Students addressed by Latvian Radio at the University of Latvia's Faculty of Law said they preferred studying onsite and would not like to return to their sofas at home.
“I personally like to learn in person. If I didn't like to study in person, I'd go fully remotely."
“I like it better in person, too. Much better. Contact with teachers, you can understand more. Remotely... well, it's not that.”
However, the rector of the university Indriķis Muižnieks said that the cost of thermal energy will rise by 80% in the best case, by 290% at the worst. The university's address list has 58 locations and even more buildings. Active studies take place in 12 buildings, but some of these historic buildings are not energy efficient.
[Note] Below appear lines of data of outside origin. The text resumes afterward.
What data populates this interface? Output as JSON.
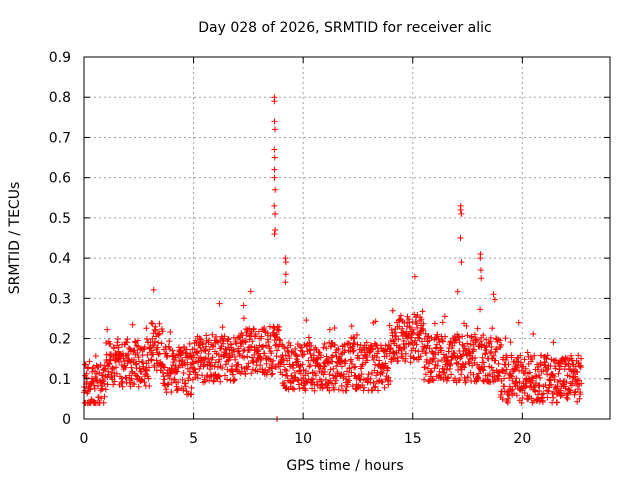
{
  "chart_data": {
    "type": "scatter",
    "title": "Day 028 of 2026, SRMTID for receiver alic",
    "xlabel": "GPS time / hours",
    "ylabel": "SRMTID / TECUs",
    "xlim": [
      0,
      24
    ],
    "ylim": [
      0,
      0.9
    ],
    "xticks": [
      0,
      5,
      10,
      15,
      20
    ],
    "xtick_labels": [
      "0",
      "5",
      "10",
      "15",
      "20"
    ],
    "yticks": [
      0,
      0.1,
      0.2,
      0.3,
      0.4,
      0.5,
      0.6,
      0.7,
      0.8,
      0.9
    ],
    "ytick_labels": [
      "0",
      "0.1",
      "0.2",
      "0.3",
      "0.4",
      "0.5",
      "0.6",
      "0.7",
      "0.8",
      "0.9"
    ],
    "grid": true,
    "marker": "plus",
    "color": "#ff0000",
    "series": [
      {
        "name": "SRMTID",
        "note": "approximately 2000 points sampled every ~0.01 h from 0 to 22.7 h; baseline ~0.05-0.25 TECU with spikes",
        "spikes": [
          {
            "x": 8.7,
            "y": [
              0.8,
              0.79,
              0.74,
              0.72,
              0.67,
              0.65,
              0.62,
              0.6,
              0.57,
              0.53,
              0.51,
              0.47,
              0.46
            ]
          },
          {
            "x": 9.2,
            "y": [
              0.4,
              0.39,
              0.36,
              0.34
            ]
          },
          {
            "x": 17.2,
            "y": [
              0.53,
              0.52,
              0.51,
              0.45,
              0.39
            ]
          },
          {
            "x": 18.1,
            "y": [
              0.41,
              0.4,
              0.37,
              0.35
            ]
          },
          {
            "x": 8.8,
            "y": [
              0.0
            ]
          }
        ]
      }
    ]
  }
}
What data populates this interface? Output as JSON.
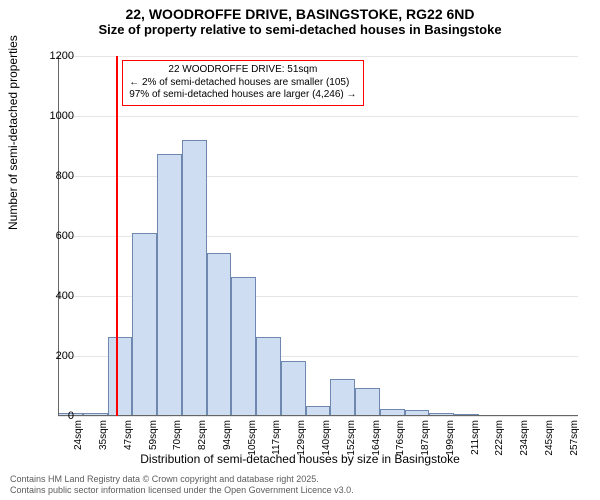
{
  "title": {
    "main": "22, WOODROFFE DRIVE, BASINGSTOKE, RG22 6ND",
    "sub": "Size of property relative to semi-detached houses in Basingstoke",
    "fontsize_main": 14,
    "fontsize_sub": 13
  },
  "chart": {
    "type": "histogram",
    "background_color": "#ffffff",
    "grid_color": "#e6e6e6",
    "axis_color": "#666666",
    "bar_fill": "#cfddf2",
    "bar_stroke": "#6f88b0",
    "bar_stroke_width": 1,
    "marker_color": "#ff0000",
    "annotation_border": "#ff0000",
    "annotation_bg": "#ffffff",
    "x_categories": [
      "24sqm",
      "35sqm",
      "47sqm",
      "59sqm",
      "70sqm",
      "82sqm",
      "94sqm",
      "105sqm",
      "117sqm",
      "129sqm",
      "140sqm",
      "152sqm",
      "164sqm",
      "176sqm",
      "187sqm",
      "199sqm",
      "211sqm",
      "222sqm",
      "234sqm",
      "245sqm",
      "257sqm"
    ],
    "values": [
      10,
      10,
      265,
      610,
      875,
      920,
      545,
      465,
      265,
      185,
      35,
      125,
      95,
      25,
      20,
      10,
      8,
      5,
      5,
      3,
      3
    ],
    "ylim": [
      0,
      1200
    ],
    "ytick_step": 200,
    "ylabel": "Number of semi-detached properties",
    "xlabel": "Distribution of semi-detached houses by size in Basingstoke",
    "label_fontsize": 12,
    "tick_fontsize": 11,
    "marker_position_index": 2.35,
    "annotation": {
      "line1": "22 WOODROFFE DRIVE: 51sqm",
      "line2": "← 2% of semi-detached houses are smaller (105)",
      "line3": "97% of semi-detached houses are larger (4,246) →"
    }
  },
  "footer": {
    "line1": "Contains HM Land Registry data © Crown copyright and database right 2025.",
    "line2": "Contains public sector information licensed under the Open Government Licence v3.0."
  }
}
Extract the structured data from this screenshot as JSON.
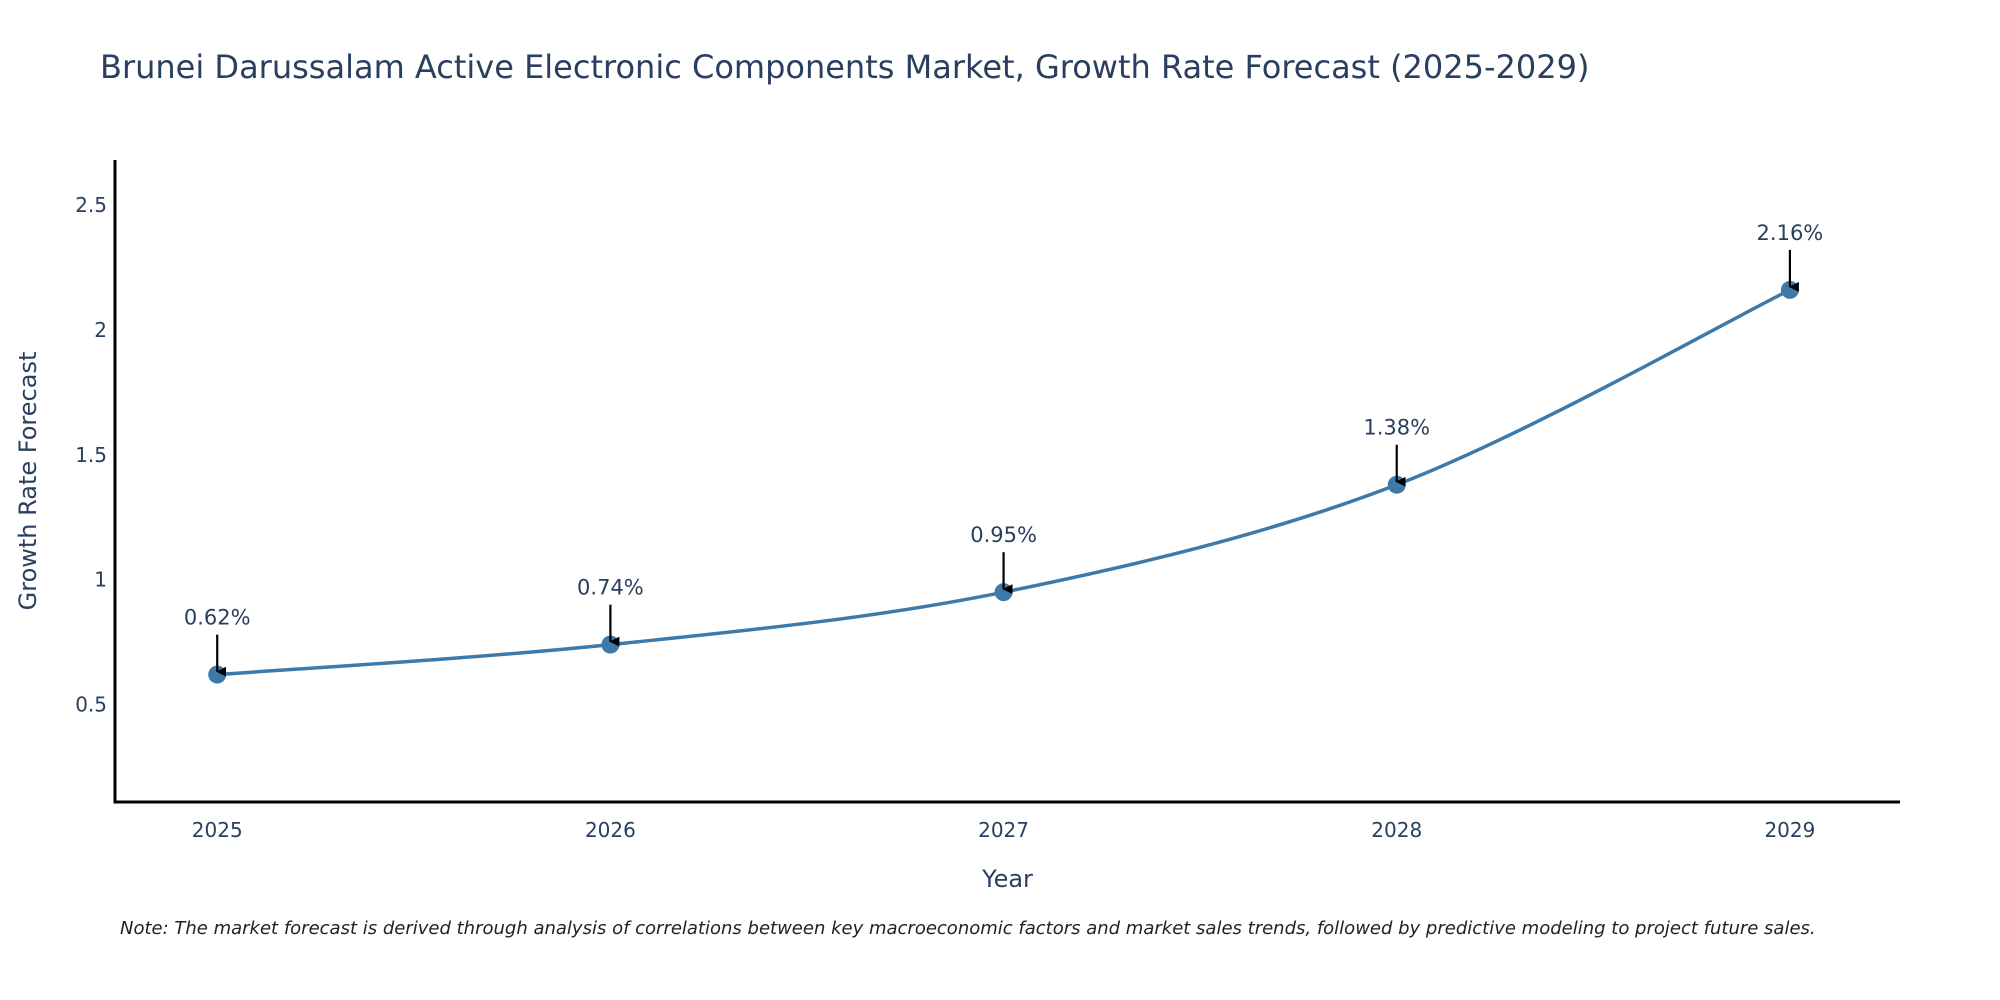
{
  "chart_data": {
    "type": "line",
    "title": "Brunei Darussalam Active Electronic Components Market, Growth Rate Forecast (2025-2029)",
    "xlabel": "Year",
    "ylabel": "Growth Rate Forecast",
    "x": [
      "2025",
      "2026",
      "2027",
      "2028",
      "2029"
    ],
    "series": [
      {
        "name": "Growth Rate Forecast",
        "values": [
          0.62,
          0.74,
          0.95,
          1.38,
          2.16
        ],
        "labels": [
          "0.62%",
          "0.74%",
          "0.95%",
          "1.38%",
          "2.16%"
        ],
        "color": "#3d7aaa"
      }
    ],
    "yticks": [
      0.5,
      1,
      1.5,
      2,
      2.5
    ],
    "ytick_labels": [
      "0.5",
      "1",
      "1.5",
      "2",
      "2.5"
    ],
    "ylim": [
      0.11,
      2.68
    ],
    "xlim": [
      2024.74,
      2029.28
    ],
    "grid": false,
    "legend": "none",
    "annotation_arrows": true,
    "line_shape": "spline",
    "axis_color": "#000000",
    "text_color": "#2a3f5f"
  },
  "note": "Note: The market forecast is derived through analysis of correlations between key macroeconomic factors and market sales trends, followed by predictive modeling to project future sales."
}
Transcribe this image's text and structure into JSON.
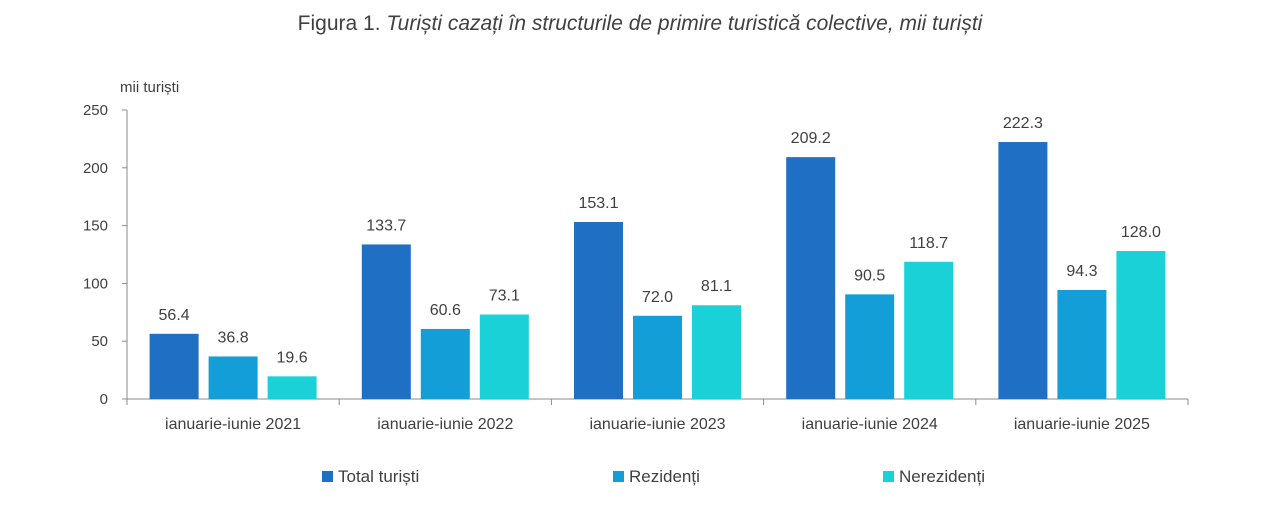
{
  "title_prefix": "Figura 1.",
  "title_text": "Turiști cazați în structurile de primire turistică colective, mii turiști",
  "chart_data": {
    "type": "bar",
    "title": "Figura 1. Turiști cazați în structurile de primire turistică colective, mii turiști",
    "ylabel": "mii turiști",
    "xlabel": "",
    "ylim": [
      0,
      250
    ],
    "yticks": [
      0,
      50,
      100,
      150,
      200,
      250
    ],
    "categories": [
      "ianuarie-iunie 2021",
      "ianuarie-iunie 2022",
      "ianuarie-iunie 2023",
      "ianuarie-iunie 2024",
      "ianuarie-iunie 2025"
    ],
    "series": [
      {
        "name": "Total turiști",
        "color": "#1f6fc5",
        "values": [
          56.4,
          133.7,
          153.1,
          209.2,
          222.3
        ],
        "labels": [
          "56.4",
          "133.7",
          "153.1",
          "209.2",
          "222.3"
        ]
      },
      {
        "name": "Rezidenți",
        "color": "#139ed8",
        "values": [
          36.8,
          60.6,
          72.0,
          90.5,
          94.3
        ],
        "labels": [
          "36.8",
          "60.6",
          "72.0",
          "90.5",
          "94.3"
        ]
      },
      {
        "name": "Nerezidenți",
        "color": "#1ad1d8",
        "values": [
          19.6,
          73.1,
          81.1,
          118.7,
          128.0
        ],
        "labels": [
          "19.6",
          "73.1",
          "81.1",
          "118.7",
          "128.0"
        ]
      }
    ],
    "legend_position": "bottom"
  }
}
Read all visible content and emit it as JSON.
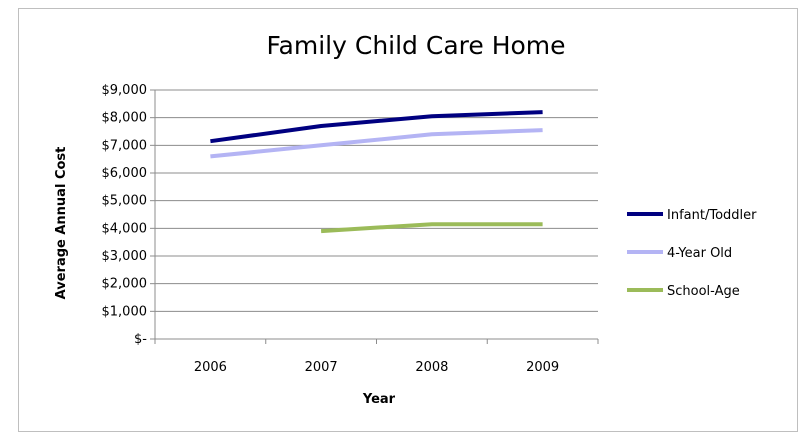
{
  "chart_data": {
    "type": "line",
    "title": "Family Child Care Home",
    "xlabel": "Year",
    "ylabel": "Average Annual Cost",
    "categories": [
      "2006",
      "2007",
      "2008",
      "2009"
    ],
    "ylim": [
      0,
      9000
    ],
    "y_ticks": [
      0,
      1000,
      2000,
      3000,
      4000,
      5000,
      6000,
      7000,
      8000,
      9000
    ],
    "y_tick_labels": [
      "$-",
      "$1,000",
      "$2,000",
      "$3,000",
      "$4,000",
      "$5,000",
      "$6,000",
      "$7,000",
      "$8,000",
      "$9,000"
    ],
    "grid": true,
    "legend_position": "right",
    "series": [
      {
        "name": "Infant/Toddler",
        "color": "#000080",
        "values": [
          7150,
          7700,
          8050,
          8200
        ]
      },
      {
        "name": "4-Year Old",
        "color": "#b4b4f4",
        "values": [
          6600,
          7000,
          7400,
          7550
        ]
      },
      {
        "name": "School-Age",
        "color": "#9bbb59",
        "values": [
          null,
          3900,
          4150,
          4150
        ]
      }
    ]
  }
}
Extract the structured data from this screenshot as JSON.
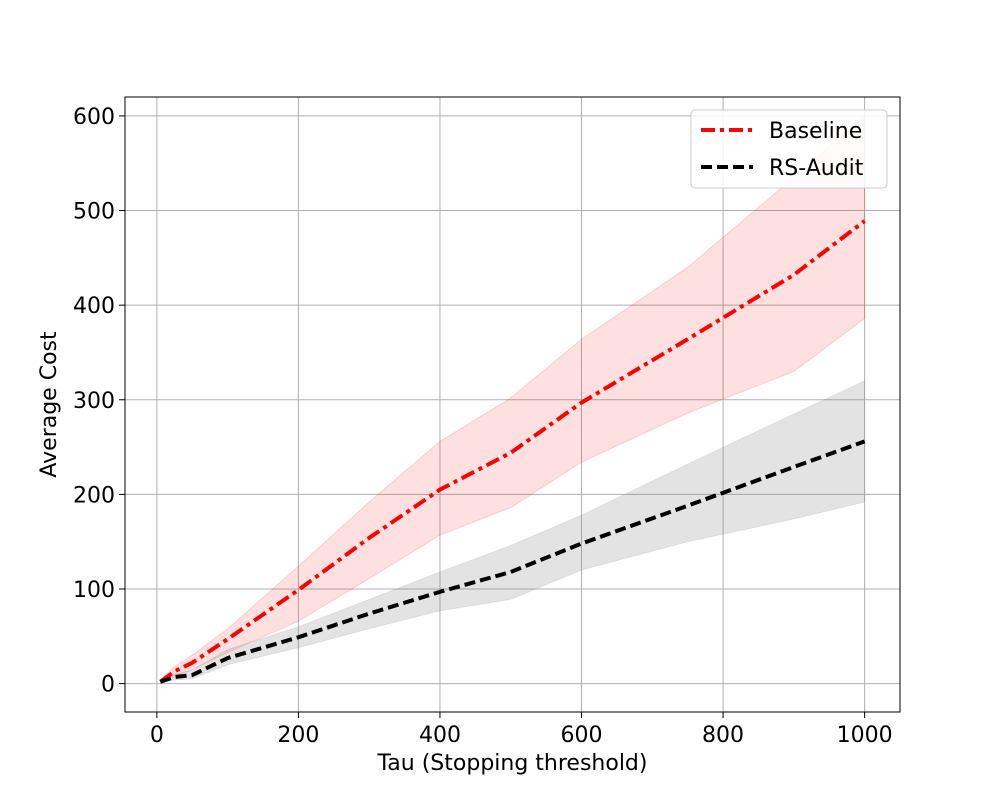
{
  "chart_data": {
    "type": "line",
    "title": "",
    "xlabel": "Tau (Stopping threshold)",
    "ylabel": "Average Cost",
    "xlim": [
      -45,
      1050
    ],
    "ylim": [
      -30,
      620
    ],
    "xticks": [
      0,
      200,
      400,
      600,
      800,
      1000
    ],
    "yticks": [
      0,
      100,
      200,
      300,
      400,
      500,
      600
    ],
    "grid": true,
    "legend": "top-right",
    "series": [
      {
        "name": "Baseline",
        "color": "#ff0000",
        "style": "dash-dot",
        "band_color": "#ff0000",
        "x": [
          5,
          25,
          50,
          100,
          200,
          300,
          400,
          500,
          600,
          750,
          900,
          1000
        ],
        "y": [
          2,
          13,
          22,
          47,
          99,
          154,
          205,
          244,
          297,
          364,
          432,
          489
        ],
        "lower": [
          1,
          8,
          15,
          33,
          66,
          111,
          157,
          186,
          234,
          286,
          330,
          386
        ],
        "upper": [
          4,
          18,
          30,
          58,
          124,
          192,
          256,
          302,
          364,
          440,
          535,
          600
        ]
      },
      {
        "name": "RS-Audit",
        "color": "#000000",
        "style": "dashed",
        "band_color": "#808080",
        "x": [
          5,
          25,
          50,
          100,
          200,
          300,
          400,
          500,
          600,
          750,
          900,
          1000
        ],
        "y": [
          2,
          7,
          9,
          27,
          49,
          74,
          97,
          118,
          148,
          188,
          229,
          256
        ],
        "lower": [
          1,
          4,
          5,
          20,
          38,
          58,
          77,
          89,
          120,
          150,
          174,
          192
        ],
        "upper": [
          3,
          10,
          14,
          36,
          60,
          89,
          118,
          146,
          178,
          232,
          285,
          320
        ]
      }
    ]
  }
}
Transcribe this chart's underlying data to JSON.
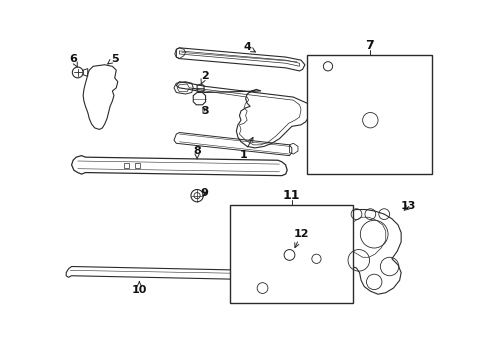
{
  "background_color": "#ffffff",
  "line_color": "#2a2a2a",
  "label_color": "#111111",
  "fig_w": 4.89,
  "fig_h": 3.6,
  "dpi": 100
}
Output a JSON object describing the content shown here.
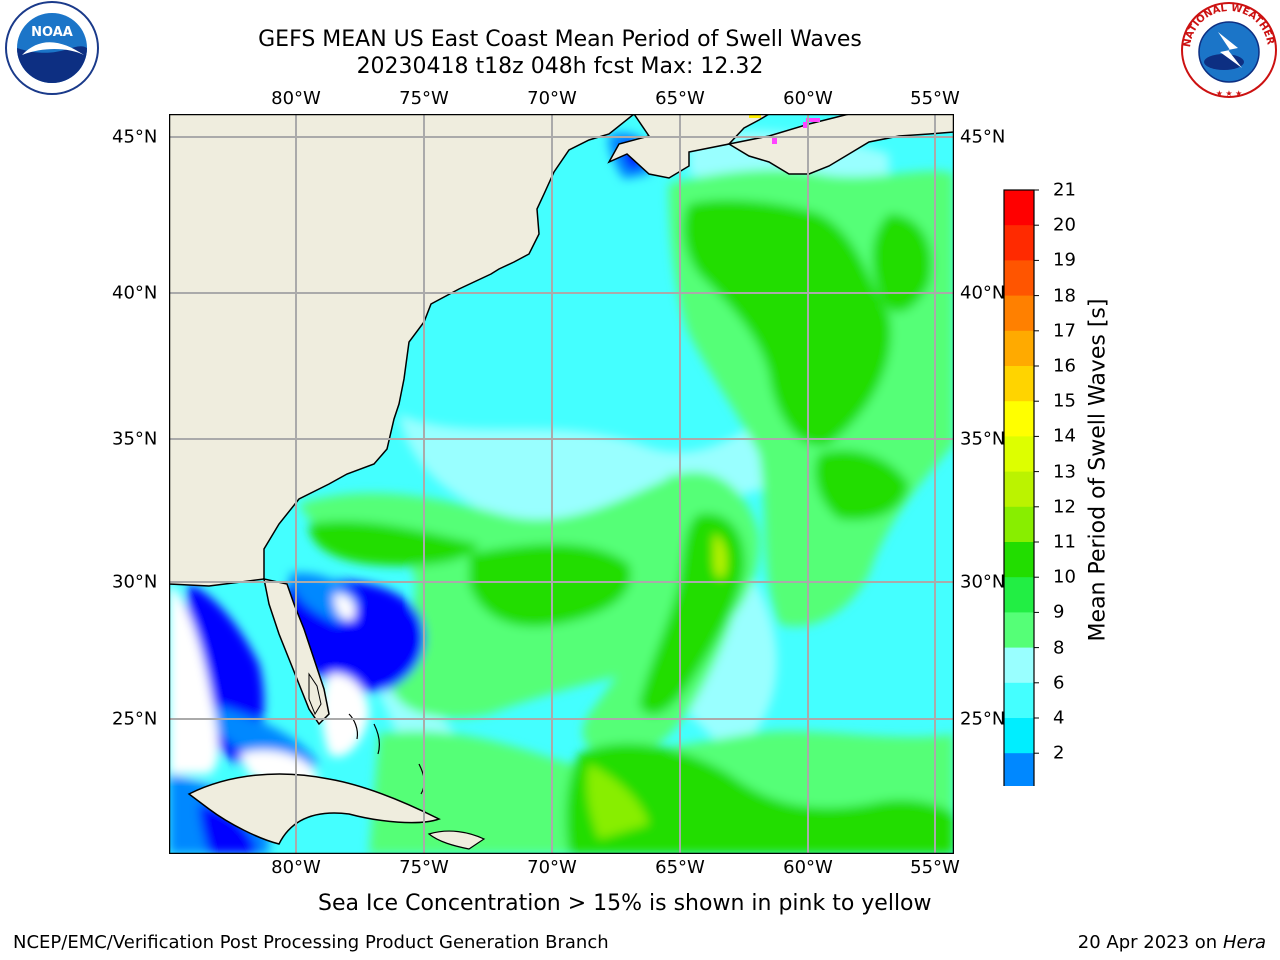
{
  "header": {
    "title_line1": "GEFS MEAN US East Coast Mean Period of Swell Waves",
    "title_line2": "20230418 t18z 048h fcst   Max: 12.32"
  },
  "map": {
    "longitude_labels": [
      "80°W",
      "75°W",
      "70°W",
      "65°W",
      "60°W",
      "55°W"
    ],
    "latitude_labels": [
      "45°N",
      "40°N",
      "35°N",
      "30°N",
      "25°N"
    ]
  },
  "colorbar": {
    "label": "Mean Period of Swell Waves [s]",
    "ticks": [
      "21",
      "20",
      "19",
      "18",
      "17",
      "16",
      "15",
      "14",
      "13",
      "12",
      "11",
      "10",
      "9",
      "8",
      "6",
      "4",
      "2"
    ],
    "colors": [
      "#ff0000",
      "#ff2a00",
      "#ff5500",
      "#ff8000",
      "#ffaa00",
      "#ffd400",
      "#ffff00",
      "#ddff00",
      "#bbf300",
      "#88ee00",
      "#22dd00",
      "#22ee44",
      "#55ff77",
      "#99ffff",
      "#44ffff",
      "#00eeff",
      "#0088ff"
    ],
    "under_color": "#0000ff"
  },
  "footer": {
    "note": "Sea Ice Concentration > 15% is shown in pink to yellow",
    "credit_left": "NCEP/EMC/Verification Post Processing Product Generation Branch",
    "credit_date": "20 Apr 2023 on ",
    "credit_host": "Hera"
  },
  "logos": {
    "noaa": "NOAA",
    "nws": "NATIONAL WEATHER SERVICE"
  }
}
“If the worst case occurs, then by mid-December we have to do what is [scheduled] for the first semester of autumn. And we can start again [onsite] in March. We have two-thirds of paying students, their outlook is particularly harsh. Now there are essential expenses that lie on their family or their own shoulders,” Muižnieks said.
Juris Iļjins, director of the administrative department of Riga Technical University (RTU), said “We will probably move to a four-day onsite work, and Fridays will have to be spent in remote mode. And the second thing: in the worst winter months – December, January, February – the university is likely to have to close at least for the study process,” Iļjins said.
The RTU and LU leaders concluded that energy-saving measures could only have a slight impact on the harsh forecast of the coming winter.
Meanwhile, Liepāja University Development Director Uldis Zupa pointed to plans to reduce heat levels indoors within the limits allowed by legislation to +18 C. While saving lighting, all possible processes are planned in the buildings: not only studies, but, for example, the cleaning of rooms.
Unlike private universities, state-run universities do not have financial support for increased energy costs. In order to deal with the energy price crisis, the Latvian Association of Universities has addressed the responsible ministries, but assistance has not yet been promised.